NATIONAL INTERCABLE COMPANY Income Statement For Year Ended December 31, 2016 ($ in millions)
Revenues
Sales revenue $ 330
Investment revenue 13
Gain on sale of investments 4 $ 347
Expenses
Cost of goods sold 140
Salaries expense 56
Depreciation expense 30
Trademark amortization expense 2
Insurance expense 18
Bond interest expense 40
Loss on building fire 24 310
Income before tax 37
Income tax expense 24
Net income $ 13

Additional information from the accounting records:
a.

Investment revenue includes National Intercable Company's $6 million share of the net income of Central Fiber Optics Corporation, an equity method investee.

b.

A long-term investment in bonds, originally purchased for $28 million, was sold for $32 million.

c.

Pretax accounting income exceeded taxable income causing the deferred income tax liability to increase by $2 million.

d.

A building that originally cost $36 million, and which was one-fourth depreciated, was destroyed by fire. Some undamaged parts were sold for $3 million.

e.

The right to use a building was acquired with a seven-year lease agreement; present value of lease payments, $80 million.

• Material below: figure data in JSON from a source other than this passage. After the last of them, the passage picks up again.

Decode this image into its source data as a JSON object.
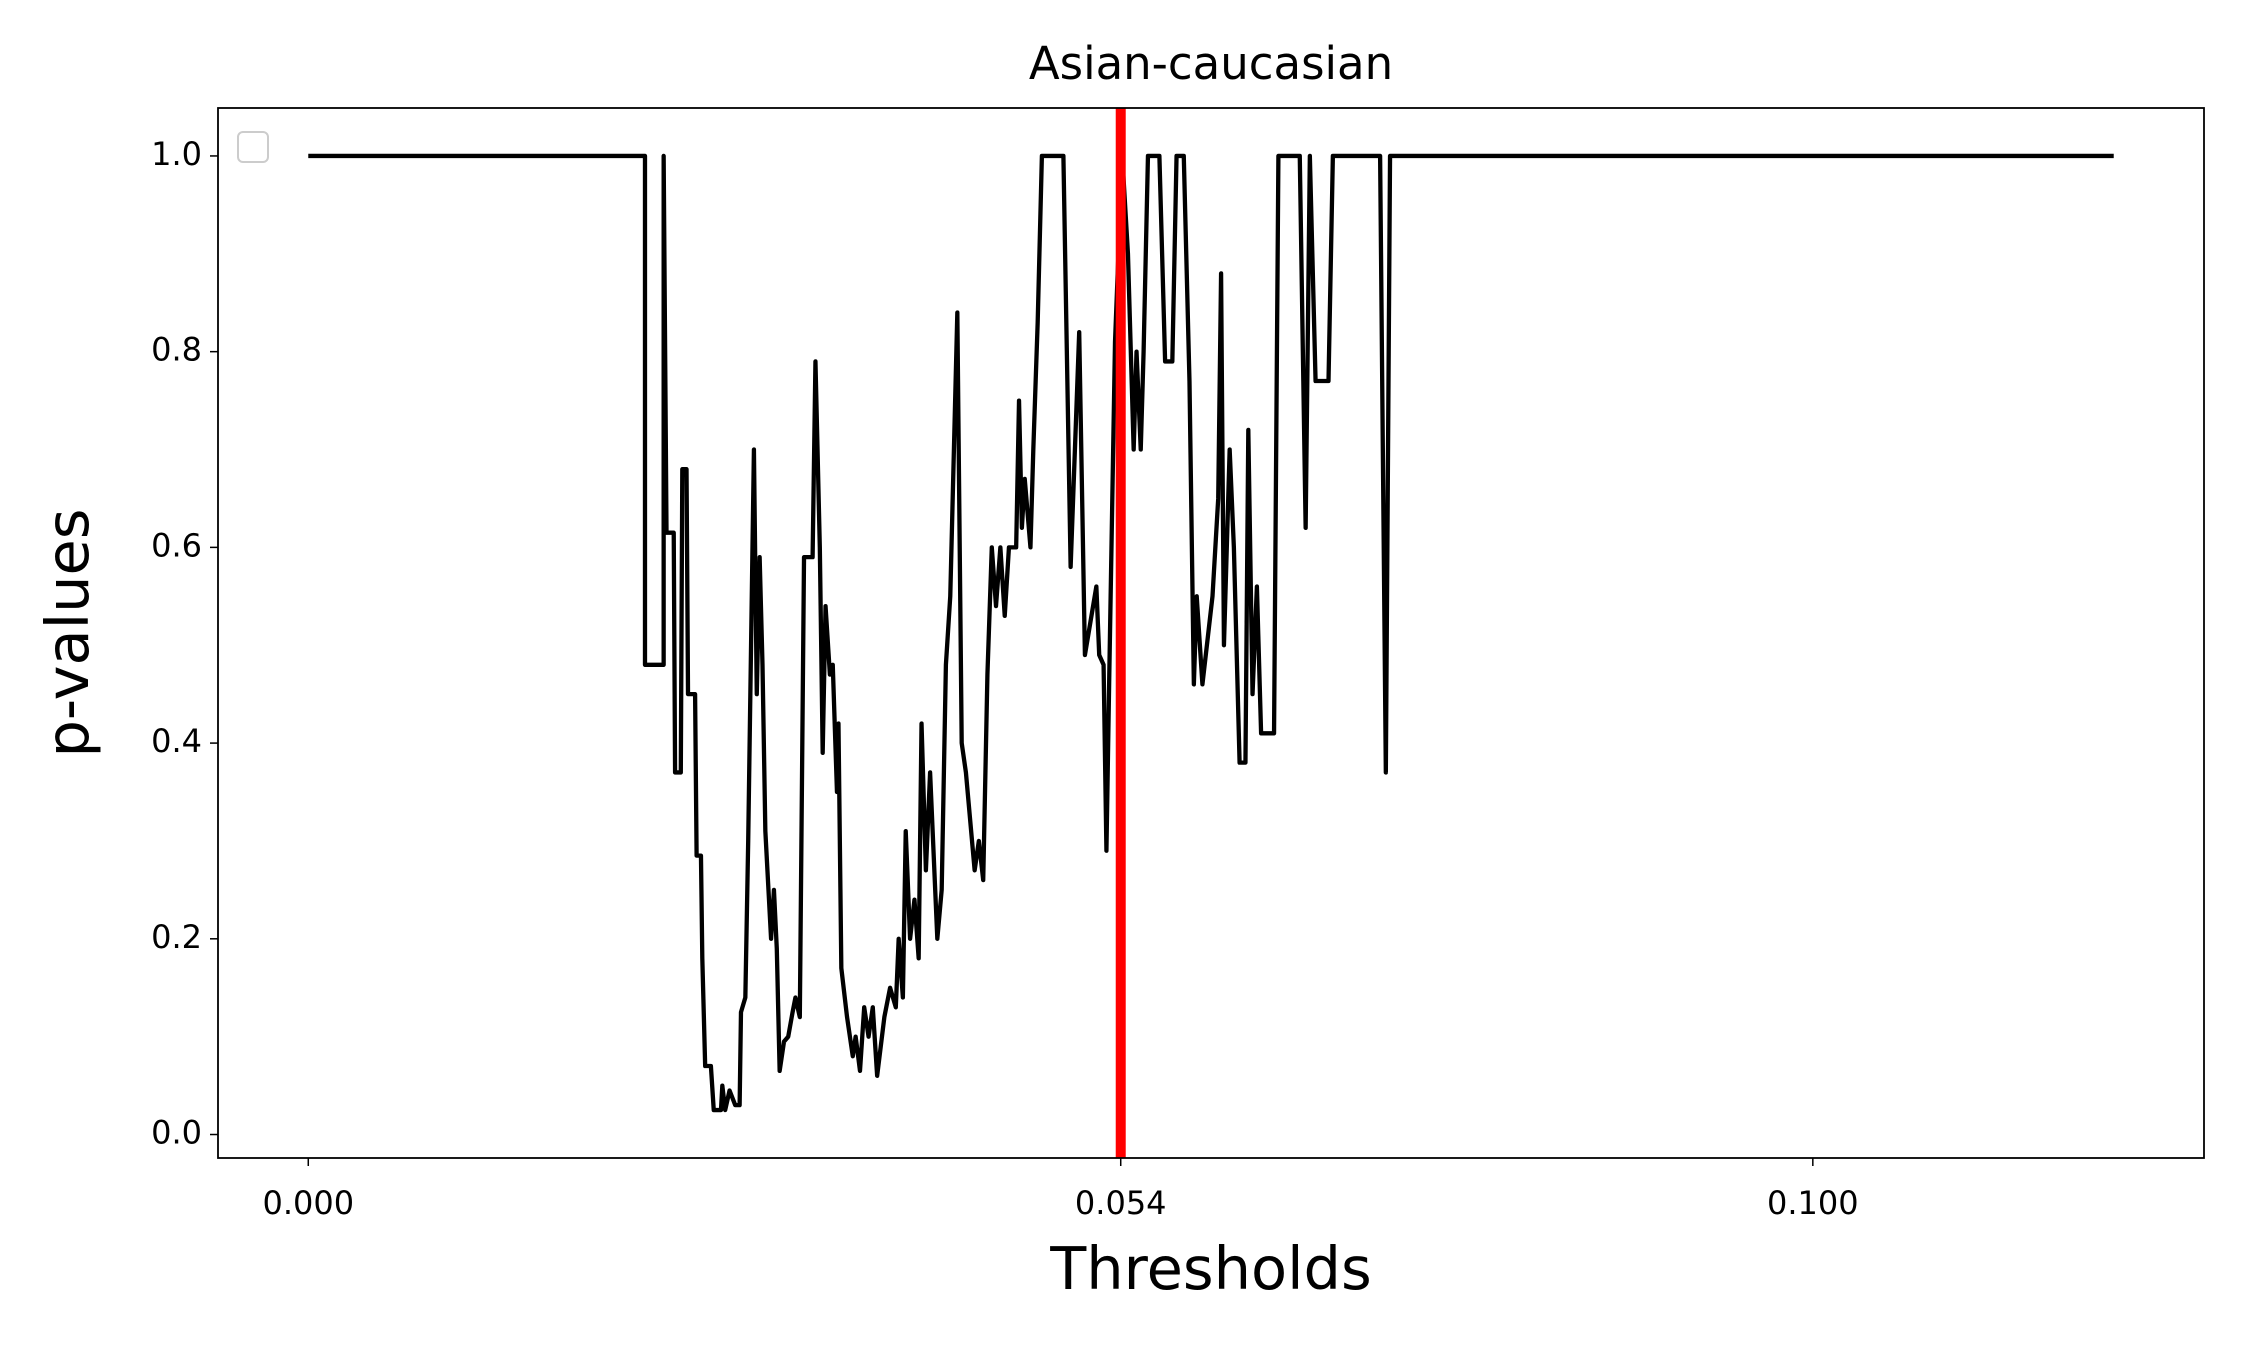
{
  "chart_data": {
    "type": "line",
    "title": "Asian-caucasian",
    "x_label": "Thresholds",
    "y_label": "p-values",
    "xlim": [
      -0.006,
      0.126
    ],
    "ylim": [
      -0.024,
      1.049
    ],
    "xticks": [
      {
        "value": 0,
        "label": "0.000"
      },
      0.054,
      {
        "value": 0.1,
        "label": "0.100"
      }
    ],
    "yticks": [
      {
        "value": 0,
        "label": "0.0"
      },
      0.2,
      0.4,
      0.6,
      0.8,
      {
        "value": 1,
        "label": "1.0"
      }
    ],
    "vline": {
      "x": 0.054,
      "color": "#ff0000"
    },
    "legend": "upper left",
    "series": [
      {
        "color": "#000000",
        "x": [
          0,
          0.02238,
          0.02238,
          0.02362,
          0.02362,
          0.02381,
          0.02429,
          0.02438,
          0.02476,
          0.02486,
          0.02514,
          0.02524,
          0.02571,
          0.02581,
          0.0261,
          0.02619,
          0.02638,
          0.02676,
          0.02695,
          0.02743,
          0.02752,
          0.02771,
          0.028,
          0.02838,
          0.02867,
          0.02876,
          0.02905,
          0.02924,
          0.02943,
          0.02962,
          0.02981,
          0.03,
          0.03019,
          0.03038,
          0.03076,
          0.03095,
          0.03114,
          0.03133,
          0.03162,
          0.0319,
          0.03219,
          0.03238,
          0.03267,
          0.03295,
          0.03352,
          0.03371,
          0.034,
          0.03419,
          0.03438,
          0.03467,
          0.03486,
          0.03514,
          0.03524,
          0.03543,
          0.03581,
          0.03619,
          0.03638,
          0.03667,
          0.03695,
          0.03724,
          0.03752,
          0.03781,
          0.03829,
          0.03867,
          0.03905,
          0.03924,
          0.03952,
          0.03971,
          0.04,
          0.04029,
          0.04057,
          0.04076,
          0.04105,
          0.04133,
          0.04181,
          0.0421,
          0.04238,
          0.04267,
          0.04314,
          0.04343,
          0.04371,
          0.044,
          0.04429,
          0.04457,
          0.04486,
          0.04514,
          0.04543,
          0.04571,
          0.046,
          0.04629,
          0.04657,
          0.04705,
          0.04724,
          0.04743,
          0.04762,
          0.048,
          0.04819,
          0.04848,
          0.04876,
          0.05019,
          0.05067,
          0.05124,
          0.05162,
          0.05238,
          0.05257,
          0.05286,
          0.05305,
          0.05324,
          0.05362,
          0.0541,
          0.05448,
          0.05486,
          0.05505,
          0.05533,
          0.05552,
          0.05581,
          0.05657,
          0.05695,
          0.05743,
          0.05771,
          0.05819,
          0.05857,
          0.05886,
          0.05905,
          0.05943,
          0.0601,
          0.06048,
          0.06067,
          0.06086,
          0.06124,
          0.06152,
          0.0619,
          0.06229,
          0.06248,
          0.06276,
          0.06305,
          0.06333,
          0.06419,
          0.06448,
          0.0659,
          0.06629,
          0.06657,
          0.06695,
          0.06781,
          0.0681,
          0.07124,
          0.07162,
          0.0719,
          0.12
        ],
        "values": [
          1,
          1,
          0.48,
          0.48,
          1,
          0.615,
          0.615,
          0.37,
          0.37,
          0.68,
          0.68,
          0.45,
          0.45,
          0.285,
          0.285,
          0.18,
          0.07,
          0.07,
          0.025,
          0.025,
          0.05,
          0.025,
          0.045,
          0.03,
          0.03,
          0.125,
          0.14,
          0.3,
          0.5,
          0.7,
          0.45,
          0.59,
          0.48,
          0.31,
          0.2,
          0.25,
          0.19,
          0.065,
          0.095,
          0.1,
          0.125,
          0.14,
          0.12,
          0.59,
          0.59,
          0.79,
          0.6,
          0.39,
          0.54,
          0.47,
          0.48,
          0.35,
          0.42,
          0.17,
          0.12,
          0.08,
          0.1,
          0.065,
          0.13,
          0.1,
          0.13,
          0.06,
          0.12,
          0.15,
          0.13,
          0.2,
          0.14,
          0.31,
          0.2,
          0.24,
          0.18,
          0.42,
          0.27,
          0.37,
          0.2,
          0.25,
          0.48,
          0.55,
          0.84,
          0.4,
          0.37,
          0.32,
          0.27,
          0.3,
          0.26,
          0.47,
          0.6,
          0.54,
          0.6,
          0.53,
          0.6,
          0.6,
          0.75,
          0.62,
          0.67,
          0.6,
          0.7,
          0.83,
          1,
          1,
          0.58,
          0.82,
          0.49,
          0.56,
          0.49,
          0.48,
          0.29,
          0.47,
          0.81,
          1,
          0.9,
          0.7,
          0.8,
          0.7,
          0.8,
          1,
          1,
          0.79,
          0.79,
          1,
          1,
          0.77,
          0.46,
          0.55,
          0.46,
          0.55,
          0.65,
          0.88,
          0.5,
          0.7,
          0.6,
          0.38,
          0.38,
          0.72,
          0.45,
          0.56,
          0.41,
          0.41,
          1,
          1,
          0.62,
          1,
          0.77,
          0.77,
          1,
          1,
          0.37,
          1,
          1
        ]
      }
    ]
  }
}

f. $140 million of bonds were retired at maturity.
g.

$40 million par value of common stock was sold for $70 million, and $60 million of preferred stock was sold at par.

h. Shareholders were paid cash dividends of $16 million.

Required:
2.

Prepare the statement of cash flows. (Enter your answers in millions (i.e., 10,000,000 should be entered as 10.). Amounts to be deducted should be indicated with a minus sign.)